La marque des grands réalisateurs est de savoir sans arrêt se réinventer, et surprendre le public là où celui n’attend justement plus aucune surprise. La première chose qui vient à l’esprit lorsque l’on s’apprête à aller voir un film de Spielberg où il est question d’extraterrestres, est sans nul doute que ces derniers soient de gentils petit gars. Oubliez tout çà  ! War of the Worlds n’a rien d’un film léger à la ET. Loin de là au contraire, c’est une œuvre d’une noirceur sans pareil. Le genre de noirceur qu’il est étonnant de retrouver dans un blockbuster US de l’été. Justement : sous ses aspects de grosse machine, War of the Worlds est bien plus que ça. Avant d’être un film spectaculaire, c’est un film social.

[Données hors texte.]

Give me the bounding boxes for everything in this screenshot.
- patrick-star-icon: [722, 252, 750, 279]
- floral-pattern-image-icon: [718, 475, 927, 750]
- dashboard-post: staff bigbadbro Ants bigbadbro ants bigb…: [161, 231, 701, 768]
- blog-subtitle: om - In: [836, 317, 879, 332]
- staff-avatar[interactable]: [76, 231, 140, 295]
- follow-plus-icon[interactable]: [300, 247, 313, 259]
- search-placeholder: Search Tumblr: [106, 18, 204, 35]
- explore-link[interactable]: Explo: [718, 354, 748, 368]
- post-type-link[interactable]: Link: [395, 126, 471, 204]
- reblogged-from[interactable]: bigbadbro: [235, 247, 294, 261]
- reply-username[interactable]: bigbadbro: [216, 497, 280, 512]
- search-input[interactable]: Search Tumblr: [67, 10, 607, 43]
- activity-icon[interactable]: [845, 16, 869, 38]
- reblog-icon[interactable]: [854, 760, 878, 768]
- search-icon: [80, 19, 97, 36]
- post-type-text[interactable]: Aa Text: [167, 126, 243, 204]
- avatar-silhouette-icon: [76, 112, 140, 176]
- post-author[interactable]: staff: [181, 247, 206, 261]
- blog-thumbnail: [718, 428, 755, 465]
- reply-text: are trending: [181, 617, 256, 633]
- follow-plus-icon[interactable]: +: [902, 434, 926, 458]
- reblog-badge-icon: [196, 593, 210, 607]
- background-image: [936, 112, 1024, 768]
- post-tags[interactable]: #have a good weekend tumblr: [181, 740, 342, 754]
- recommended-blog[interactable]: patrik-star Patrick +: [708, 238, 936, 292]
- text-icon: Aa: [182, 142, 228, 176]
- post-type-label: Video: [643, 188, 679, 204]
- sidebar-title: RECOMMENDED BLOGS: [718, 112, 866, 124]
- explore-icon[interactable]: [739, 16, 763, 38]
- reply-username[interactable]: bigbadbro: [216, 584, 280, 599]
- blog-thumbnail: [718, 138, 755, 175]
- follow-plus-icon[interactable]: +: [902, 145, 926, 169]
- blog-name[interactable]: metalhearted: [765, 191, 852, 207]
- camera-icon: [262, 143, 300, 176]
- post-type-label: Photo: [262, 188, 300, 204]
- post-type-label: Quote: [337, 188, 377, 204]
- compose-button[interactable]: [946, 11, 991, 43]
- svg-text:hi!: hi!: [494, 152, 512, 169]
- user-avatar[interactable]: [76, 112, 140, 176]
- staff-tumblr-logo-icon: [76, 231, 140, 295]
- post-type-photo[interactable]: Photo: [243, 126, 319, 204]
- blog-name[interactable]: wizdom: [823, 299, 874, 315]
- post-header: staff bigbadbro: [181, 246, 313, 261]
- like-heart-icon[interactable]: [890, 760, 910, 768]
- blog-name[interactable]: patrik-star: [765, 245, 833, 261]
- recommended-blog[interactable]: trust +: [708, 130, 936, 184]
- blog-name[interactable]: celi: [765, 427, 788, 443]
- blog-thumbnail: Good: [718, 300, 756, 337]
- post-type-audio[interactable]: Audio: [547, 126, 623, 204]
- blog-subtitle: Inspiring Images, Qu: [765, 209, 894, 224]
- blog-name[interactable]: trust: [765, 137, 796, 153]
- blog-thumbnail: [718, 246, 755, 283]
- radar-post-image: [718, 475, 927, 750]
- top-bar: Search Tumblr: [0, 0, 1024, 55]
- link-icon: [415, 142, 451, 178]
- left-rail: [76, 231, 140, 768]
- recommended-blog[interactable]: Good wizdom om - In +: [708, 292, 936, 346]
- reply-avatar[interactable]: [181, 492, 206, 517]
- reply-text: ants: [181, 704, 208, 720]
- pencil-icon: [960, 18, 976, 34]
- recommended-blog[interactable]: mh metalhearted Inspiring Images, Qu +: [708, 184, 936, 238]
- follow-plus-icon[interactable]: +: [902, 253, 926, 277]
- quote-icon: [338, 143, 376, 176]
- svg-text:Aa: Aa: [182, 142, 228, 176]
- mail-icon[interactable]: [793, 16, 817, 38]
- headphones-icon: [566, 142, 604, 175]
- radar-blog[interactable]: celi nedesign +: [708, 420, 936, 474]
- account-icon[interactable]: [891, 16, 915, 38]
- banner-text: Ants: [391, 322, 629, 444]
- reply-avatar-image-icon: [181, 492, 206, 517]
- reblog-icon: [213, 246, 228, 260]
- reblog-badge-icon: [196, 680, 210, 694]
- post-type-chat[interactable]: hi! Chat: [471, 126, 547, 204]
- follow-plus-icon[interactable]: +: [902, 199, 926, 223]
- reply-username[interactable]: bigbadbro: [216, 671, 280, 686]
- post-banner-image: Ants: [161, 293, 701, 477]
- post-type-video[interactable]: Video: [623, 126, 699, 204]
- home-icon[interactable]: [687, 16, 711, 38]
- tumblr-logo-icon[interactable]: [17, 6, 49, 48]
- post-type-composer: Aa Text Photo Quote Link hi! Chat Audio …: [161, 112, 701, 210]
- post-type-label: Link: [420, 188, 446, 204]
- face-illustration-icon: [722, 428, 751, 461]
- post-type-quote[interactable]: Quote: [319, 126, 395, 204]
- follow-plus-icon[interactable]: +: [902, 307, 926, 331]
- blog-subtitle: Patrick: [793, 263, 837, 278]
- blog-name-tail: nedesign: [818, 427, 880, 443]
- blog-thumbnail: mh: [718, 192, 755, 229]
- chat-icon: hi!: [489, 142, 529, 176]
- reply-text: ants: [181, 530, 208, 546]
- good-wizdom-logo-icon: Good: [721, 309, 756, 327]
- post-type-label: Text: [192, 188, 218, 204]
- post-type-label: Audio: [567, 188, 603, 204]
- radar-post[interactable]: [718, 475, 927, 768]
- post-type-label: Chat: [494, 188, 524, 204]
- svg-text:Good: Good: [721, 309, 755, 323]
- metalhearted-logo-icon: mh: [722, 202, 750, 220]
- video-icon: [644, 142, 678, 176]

Ce sont ici les tréfonds de l’âme humaine qui sont exploités dans tout ce que celle-ci a de plus sombre. Spielberg se lâche et range les bons sentiments au placard. Certaines des séquences - notamment celle de l’attaque de la voiture des héros par une foule en colère - vous fera penser très vite à celle de l’attaque du camion dans L’Armée des morts. La foule y est ici sans visage et animée par un seul sentiment - celui de la haine. L’homme, dans des situations extrêmes, peut se montrer encore pire que n’importe quel animal. Spielberg l’a compris, et le démontre avec une violence peu commune pour un réalisateur tel que lui. Si l’on aurait donc pu s’attendre à un bridage, il n’en est rien. Mais ce n’est que la partie émergée de l’iceberg. La vraie force de l’histoire se cache dans l’interprétation de Tom Cruise et de sa petite famille. Car bien avant d’être l’histoire d’une attaque extraterrestre contre la Terre, War of the Worlds est l’histoire d’un homme qui réalise ce que c’est d’être un père, et ce qu’il peut être amené à faire pour protéger ses enfants. Les épreuves que Cruise traverse durant ce film auraient de quoi en laisser plus d’un pantois. Ce qui frappe aussi dès le départ est le traitement accordé à son personnage. Pour un acteur de son calibre, on pouvait craindre que celui-ci soit tourné en héros ou en une sorte d’icône américaine défendant les valeurs de l’oncle Sam.Rien de tout cela n’arrive dans le film. Nous sommes face à un homme, avec ses forces et ses défauts comme vous et moi ; il est profondément humain et c’est cela qui rend l’attache émotionnelle envers l’histoire encore plus forte.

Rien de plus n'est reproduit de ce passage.